Wells Fargo Buys 400K SF at 20 Hudson Yards for $550M

Bank plans to convert three floors of Neiman Marcus space into offices.

Wells Fargo is buying the former Neiman Marcus space at Manhattan’s Hudson Yards—with plans to use it for an expansion of the bank’s office footprint in NYC. 

The deal for 400K SF at 20 Hudson Yards involves the bank acquiring floors five through seven for $550M. The sellers are Related Cos. and Oxford Properties, who will continue to own the balance of the 11-story building, which includes a shopping mall and restaurants.

The switch from a retail occupant to offices is another indication that the original strategy that Hudson Yards offices would drive traffic for retailers and luxury condos is not panning out as envisioned.

The retail and condo portions of Hudson Yards have underperformed while three Hudson Yards office towers, 10, 30 and 55—are now full, with a fourth tower approaching full occupancy, according to a report in The Financial Times.

In 2015, Wells Fargo purchased about 500K SF of office space at 30 Hudson Yards that the bank is using to house its securities, investment banking and capital markets business.
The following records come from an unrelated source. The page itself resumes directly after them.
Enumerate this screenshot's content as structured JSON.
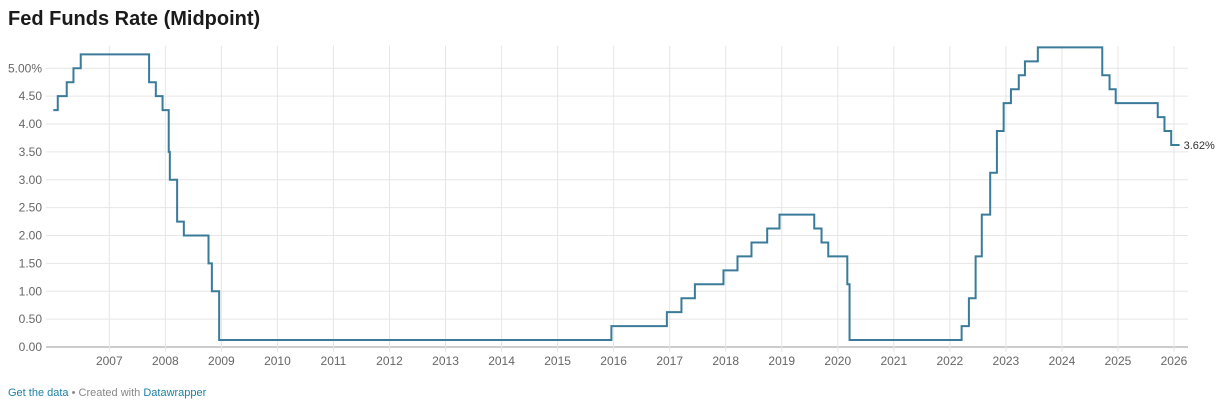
{
  "chart_data": {
    "type": "line",
    "step": "after",
    "title": "Fed Funds Rate (Midpoint)",
    "color": "#3a7b9a",
    "grid": true,
    "x": [
      2006.0,
      2006.08,
      2006.24,
      2006.36,
      2006.49,
      2007.71,
      2007.83,
      2007.95,
      2008.06,
      2008.08,
      2008.21,
      2008.33,
      2008.77,
      2008.83,
      2008.96,
      2015.96,
      2016.95,
      2017.21,
      2017.45,
      2017.96,
      2018.21,
      2018.46,
      2018.74,
      2018.96,
      2019.58,
      2019.71,
      2019.83,
      2020.17,
      2020.21,
      2022.21,
      2022.34,
      2022.46,
      2022.57,
      2022.72,
      2022.84,
      2022.96,
      2023.09,
      2023.23,
      2023.34,
      2023.57,
      2024.72,
      2024.85,
      2024.96,
      2025.71,
      2025.83,
      2025.95,
      2026.1
    ],
    "values": [
      4.25,
      4.5,
      4.75,
      5.0,
      5.25,
      4.75,
      4.5,
      4.25,
      3.5,
      3.0,
      2.25,
      2.0,
      1.5,
      1.0,
      0.125,
      0.375,
      0.625,
      0.875,
      1.125,
      1.375,
      1.625,
      1.875,
      2.125,
      2.375,
      2.125,
      1.875,
      1.625,
      1.125,
      0.125,
      0.375,
      0.875,
      1.625,
      2.375,
      3.125,
      3.875,
      4.375,
      4.625,
      4.875,
      5.125,
      5.375,
      4.875,
      4.625,
      4.375,
      4.125,
      3.875,
      3.625,
      3.625
    ],
    "value_labels": [
      null,
      null,
      null,
      null,
      null,
      null,
      null,
      null,
      null,
      null,
      null,
      null,
      null,
      null,
      null,
      null,
      null,
      null,
      null,
      null,
      null,
      null,
      null,
      null,
      null,
      null,
      null,
      null,
      null,
      null,
      null,
      null,
      null,
      null,
      null,
      null,
      null,
      null,
      null,
      null,
      null,
      null,
      null,
      null,
      null,
      null,
      "3.62%"
    ],
    "xlim": [
      2005.87,
      2026.25
    ],
    "ylim": [
      0,
      5.4
    ],
    "xticks": [
      2007,
      2008,
      2009,
      2010,
      2011,
      2012,
      2013,
      2014,
      2015,
      2016,
      2017,
      2018,
      2019,
      2020,
      2021,
      2022,
      2023,
      2024,
      2025,
      2026
    ],
    "yticks": [
      {
        "value": 0,
        "label": "0.00"
      },
      {
        "value": 0.5,
        "label": "0.50"
      },
      {
        "value": 1,
        "label": "1.00"
      },
      {
        "value": 1.5,
        "label": "1.50"
      },
      {
        "value": 2,
        "label": "2.00"
      },
      {
        "value": 2.5,
        "label": "2.50"
      },
      {
        "value": 3,
        "label": "3.00"
      },
      {
        "value": 3.5,
        "label": "3.50"
      },
      {
        "value": 4,
        "label": "4.00"
      },
      {
        "value": 4.5,
        "label": "4.50"
      },
      {
        "value": 5,
        "label": "5.00%"
      }
    ]
  },
  "footer": {
    "data_link": "Get the data",
    "separator": " • Created with ",
    "brand": "Datawrapper"
  }
}
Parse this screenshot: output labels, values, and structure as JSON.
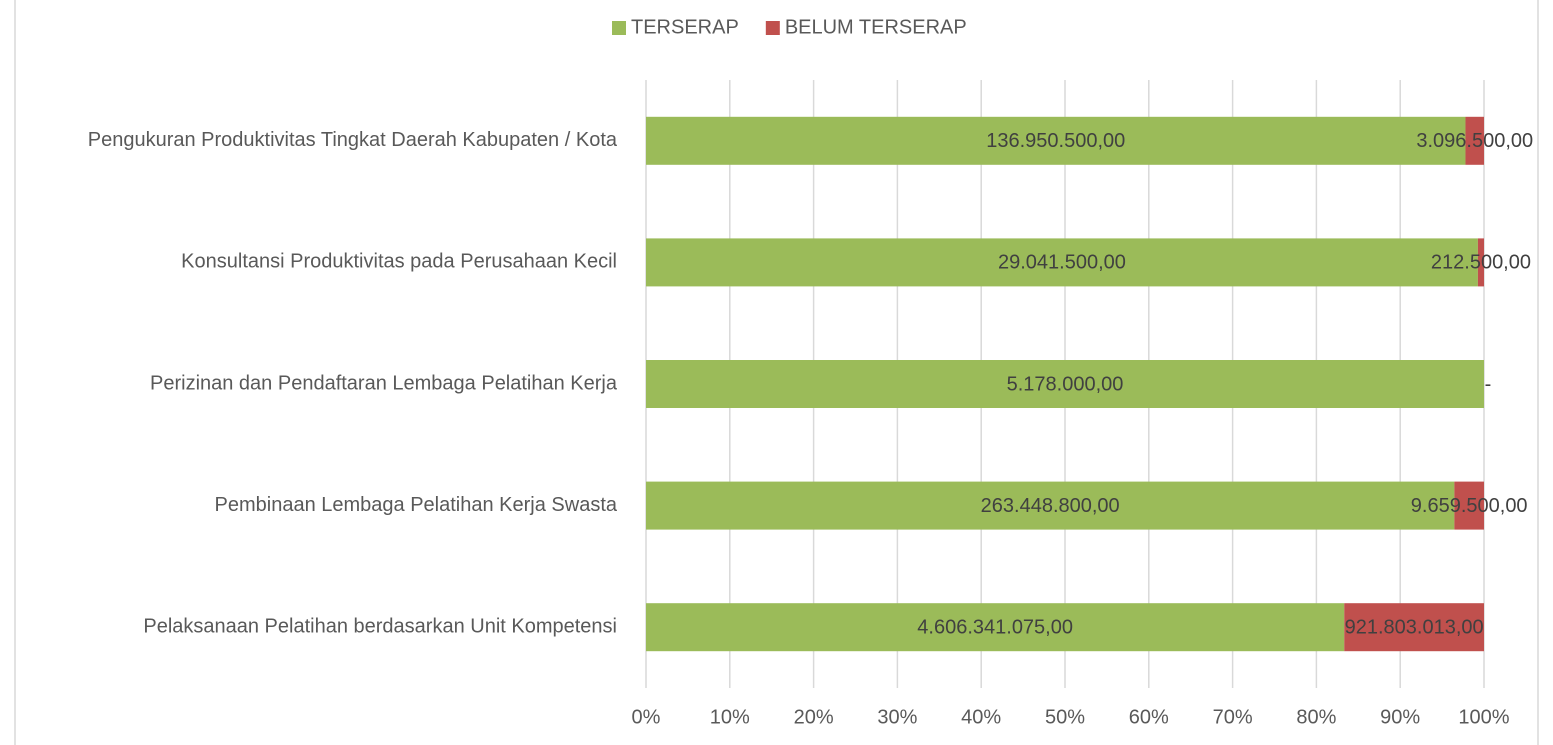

The space at 20 Hudson Yards will facilitate an expansion of the investment banking footprint.

When it committed to a 50-year lease at 20 Hudson Yards in 2014, Neiman Marcus was supposed to be the retail centerpiece for the Hudson Yards development.

Neiman Marcus opened the luxury retail chain’s first store in Manhattan at 20 Hudson Yards in 2019, a 188K SF store filled with curated fashions, as well as several bars and restaurants, video screens and artwork.

A combination of pandemic lockdowns and a heavy debt load forced Neiman Marcus into bankruptcy in 2020. In July, 2020, the Dallas-based retailer shut its stores in Manhattan, Florida and Washington state.

Neiman Marcus Group, which also owns Bergdorf Goodman, was one of the highest-profile retailers to file for bankruptcy, but its time in bankruptcy protection was short-lived: the company filed for Chapter 11 in September 2020 and exited bankruptcy later that month.

In February 2023, the retailer announced a layoff of 5% of its workforce as part of a “strategic realignment to accelerate high-value luxury customer growth.”

In January, KKR nearly doubled its footprint at Related’s flagship tower at 30 Hudson Yards, absorbing 220K SF of office space that Meta Platforms declined to renew.

KKR already occupied more than 300K SF at 30 Hudson Yards, including the firm’s headquarters on the top 10 floors, when Meta announced in December that it was declining an option to renew its lease at 30 Hudson Yards and a smaller lease at 55 Hudson Yards when both leases expire in 2024.

In 2021, KKR bought a majority stake in the top of the new tower—including an observation deck known as The Edge that juts out of the top of the spire—for more than $500M.